Wrong guesses only add value when they have something meaningful in common with right answers. The guess tulip may be wrong, but it is still conceptually close to the right answer rose (both are flowers).
Researchers believe that when a person guesses first, as opposed to just reading the answer, they are thinking harder about the information and making useful connections that can help memory.

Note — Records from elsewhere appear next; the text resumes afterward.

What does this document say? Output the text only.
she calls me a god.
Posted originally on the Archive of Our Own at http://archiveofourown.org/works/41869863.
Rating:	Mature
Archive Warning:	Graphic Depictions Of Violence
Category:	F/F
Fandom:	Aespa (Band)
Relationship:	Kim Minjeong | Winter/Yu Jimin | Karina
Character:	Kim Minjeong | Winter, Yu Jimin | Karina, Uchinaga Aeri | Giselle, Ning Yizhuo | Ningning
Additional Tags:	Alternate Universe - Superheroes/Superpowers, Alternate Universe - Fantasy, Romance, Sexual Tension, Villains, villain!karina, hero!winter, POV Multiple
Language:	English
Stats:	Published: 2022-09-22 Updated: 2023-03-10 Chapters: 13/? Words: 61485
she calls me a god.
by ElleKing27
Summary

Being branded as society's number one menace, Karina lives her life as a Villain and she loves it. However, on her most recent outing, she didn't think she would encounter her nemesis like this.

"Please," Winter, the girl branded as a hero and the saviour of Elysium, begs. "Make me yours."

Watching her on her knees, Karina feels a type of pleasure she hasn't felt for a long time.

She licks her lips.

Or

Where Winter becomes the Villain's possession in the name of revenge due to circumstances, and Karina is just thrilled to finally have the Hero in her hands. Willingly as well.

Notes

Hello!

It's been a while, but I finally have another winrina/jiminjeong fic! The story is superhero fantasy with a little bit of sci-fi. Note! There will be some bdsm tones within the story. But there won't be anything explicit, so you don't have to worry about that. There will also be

This may explain why younger and older participants were more likely to remember the answer if they also remembered their wrong guesses — suggesting the incorrect responses were beneficial. By contrast, when guesses only have letters in common with answers, they clutter memory because one cannot link them meaningfully.
The word rope is nowhere close to rose in our memory. In these situations, where your guesses are likely to be out in left field, it is best to bypass mistakes altogether.
“The fact that this pattern was found for older adults as well shows that aging does not influence how we learn from mistakes,” said Cyr.
Experts believe the findings can positively influence memory training among elders.
“These results have profound clinical and practical implications. They turn traditional views of best practices in memory rehabilitation for healthy seniors on their head by demonstrating that making the right kind of errors can be beneficial.
“They also provide great hope for lifelong learning and guidance for how seniors should study,” said Dr. Nicole Anderson, senior scientist with Baycrest’s Rotman Research Institute and senior author on the study.